Die Sommerspiele in Tokio fanden nach der Verschiebung um ein Jahr ohne Fans aus dem Ausland statt, und 2021 verzeichnete Japan weniger als 250’000 ausländische Staatsangehörige, die ins Land kamen – ein Rückgang von über 99 Prozent gegenüber den Zahlen vor der Pandemie.
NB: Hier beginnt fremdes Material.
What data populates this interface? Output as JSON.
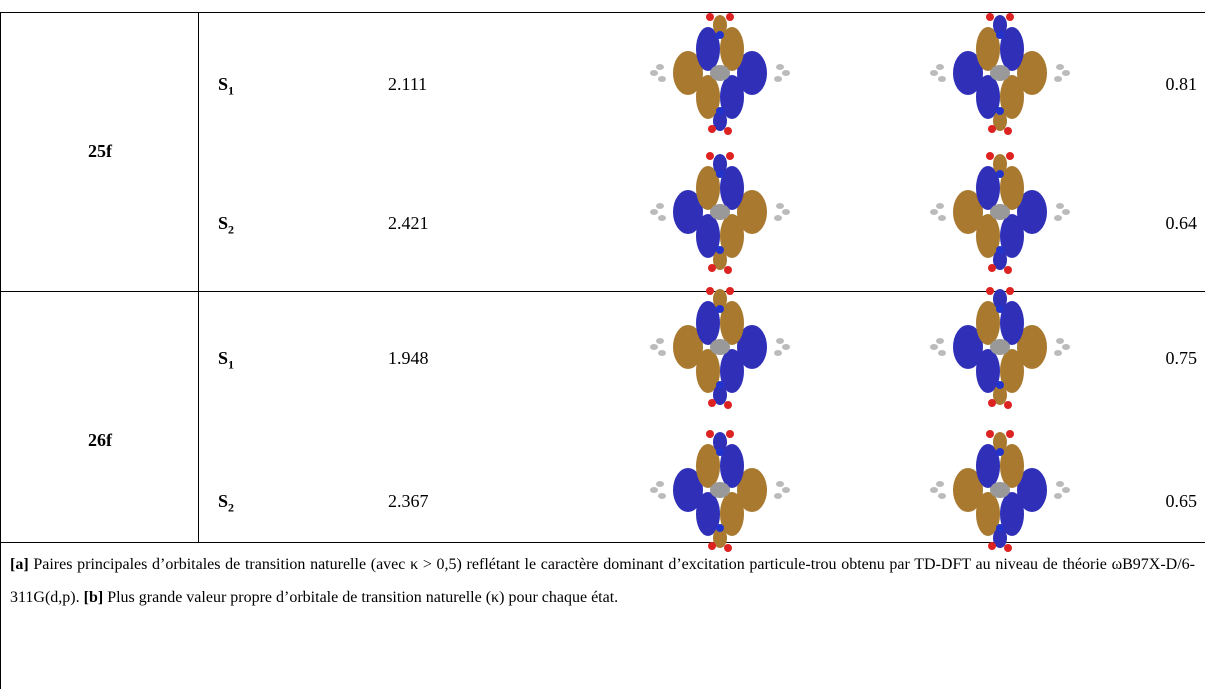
{
  "table": {
    "rows": [
      {
        "compound": "25f",
        "states": [
          {
            "state": "S",
            "index": "1",
            "energy": "2.111",
            "kappa": "0.81"
          },
          {
            "state": "S",
            "index": "2",
            "energy": "2.421",
            "kappa": "0.64"
          }
        ]
      },
      {
        "compound": "26f",
        "states": [
          {
            "state": "S",
            "index": "1",
            "energy": "1.948",
            "kappa": "0.75"
          },
          {
            "state": "S",
            "index": "2",
            "energy": "2.367",
            "kappa": "0.65"
          }
        ]
      }
    ]
  },
  "footnote": {
    "a_marker": "[a]",
    "a_text": "Paires principales d’orbitales de transition naturelle (avec κ > 0,5) reflétant le caractère dominant d’excitation particule-trou obtenu par TD-DFT au niveau de théorie ωB97X-D/6-311G(d,p).",
    "b_marker": "[b]",
    "b_text": "Plus grande valeur propre d’orbitale de transition naturelle (κ) pour chaque état."
  }
}
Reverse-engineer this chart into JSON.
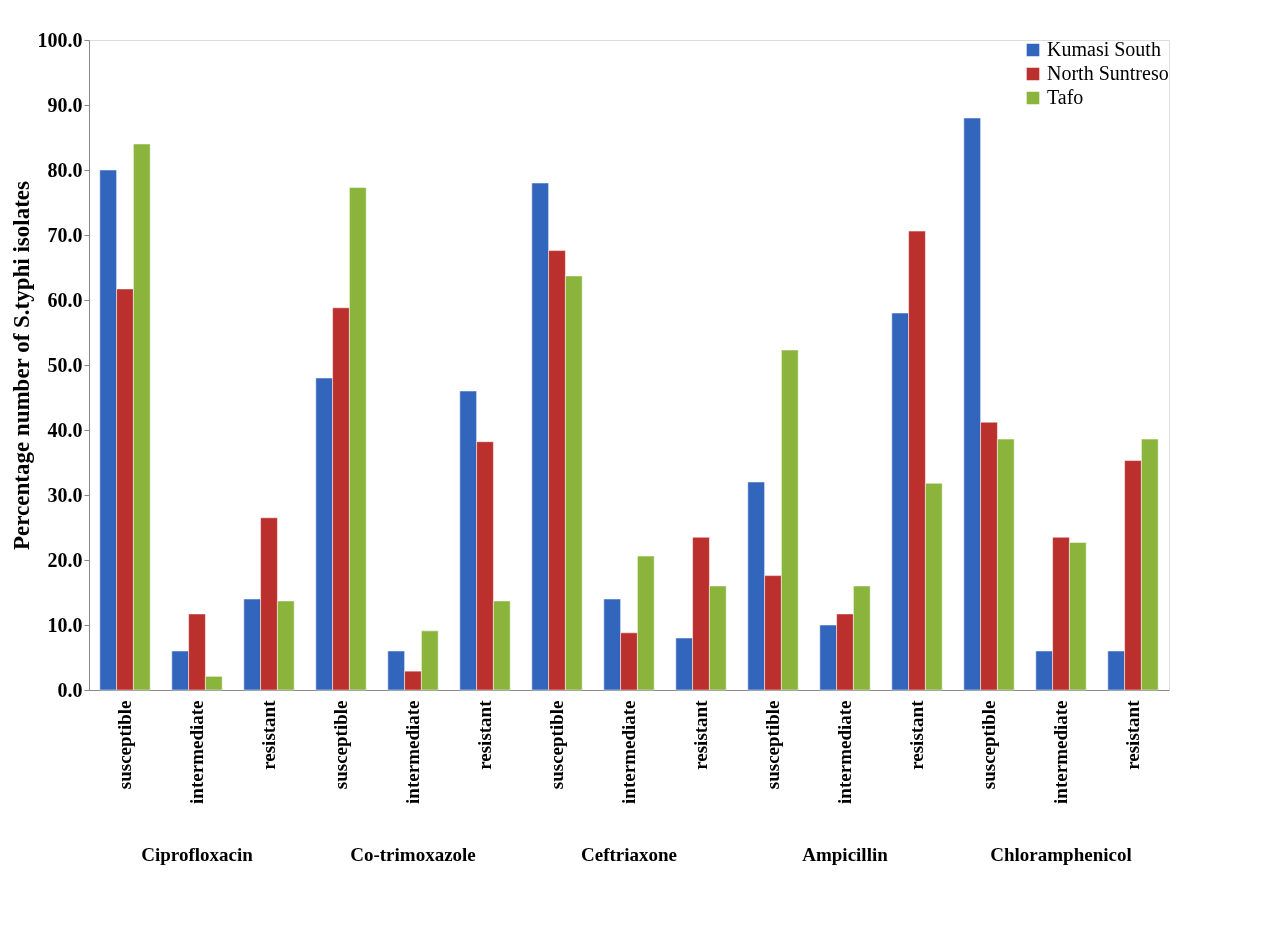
{
  "chart_data": {
    "type": "bar",
    "ylabel": "Percentage number of S.typhi isolates",
    "categories": [
      "susceptible",
      "intermediate",
      "resistant",
      "susceptible",
      "intermediate",
      "resistant",
      "susceptible",
      "intermediate",
      "resistant",
      "susceptible",
      "intermediate",
      "resistant",
      "susceptible",
      "intermediate",
      "resistant"
    ],
    "annotations": [
      "Ciprofloxacin",
      "Co-trimoxazole",
      "Ceftriaxone",
      "Ampicillin",
      "Chloramphenicol"
    ],
    "series": [
      {
        "name": "Kumasi South",
        "color": "#3266bd",
        "values": [
          80,
          6,
          14,
          48,
          6,
          46,
          78,
          14,
          8,
          32,
          10,
          58,
          88,
          6,
          6
        ]
      },
      {
        "name": "North Suntreso",
        "color": "#bb2f2c",
        "values": [
          61.7,
          11.7,
          26.5,
          58.8,
          2.9,
          38.2,
          67.6,
          8.8,
          23.5,
          17.6,
          11.7,
          70.6,
          41.2,
          23.5,
          35.3
        ]
      },
      {
        "name": "Tafo",
        "color": "#8ab43c",
        "values": [
          84,
          2.1,
          13.7,
          77.3,
          9.1,
          13.7,
          63.7,
          20.6,
          16,
          52.3,
          16,
          31.8,
          38.6,
          22.7,
          38.6
        ]
      }
    ],
    "ylim": [
      0,
      100
    ],
    "yticks": [
      {
        "value": 0,
        "label": "0.0"
      },
      {
        "value": 10,
        "label": "10.0"
      },
      {
        "value": 20,
        "label": "20.0"
      },
      {
        "value": 30,
        "label": "30.0"
      },
      {
        "value": 40,
        "label": "40.0"
      },
      {
        "value": 50,
        "label": "50.0"
      },
      {
        "value": 60,
        "label": "60.0"
      },
      {
        "value": 70,
        "label": "70.0"
      },
      {
        "value": 80,
        "label": "80.0"
      },
      {
        "value": 90,
        "label": "90.0"
      },
      {
        "value": 100,
        "label": "100.0"
      }
    ],
    "grid": false,
    "legend": "top right"
  }
}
Masken sind weiterhin omnipräsent

Ohne die Restriktionen wären die Voraussetzungen für einen Tourismusboom gut. Der schwache Yen würde insbesondere Reisenden aus den USA zugutekommen, und an der hervorragenden Tourismusinfrastruktur hat sich in den letzten Jahren nichts geändert.

Gerade erst erreichte Japan im neuen Entwicklungsindex für Reisen und Tourismus des WEF den ersten Platz vor den USA und Spanien, die bereits wieder geöffnet haben – die Schweiz landete auf dem 6. Platz von 117 untersuchten Ländern.

Doch die japanische Bevölkerung tut sich nach zweieinhalb Jahren Pandemie schwer mit der Normalisierung. Das zeigt sich auch an den immer noch omnipräsenten Masken.

Im letzten September gaben bei einer Umfrage 88 Prozent der Befragten an, im Park eine Maske zu tragen, und 79 Prozent tragen sie sogar beim Velofahren. Diese Zahl hat sich wegen Omikron seither eher noch erhöht.

Viele Gegnerinnen und Gegner einer Öffnung dürften sich auch vor weniger Disziplin bei der Beachtung der Corona-Vorsichtsmassnahmen fürchten, die mit den Reisenden aus dem Ausland Einzug halten würde. Denn anders als im Westen basieren die Massnahmen im Inland nicht auf Zwang, sondern auf der freiwilligen Teilnahme der Bevölkerung.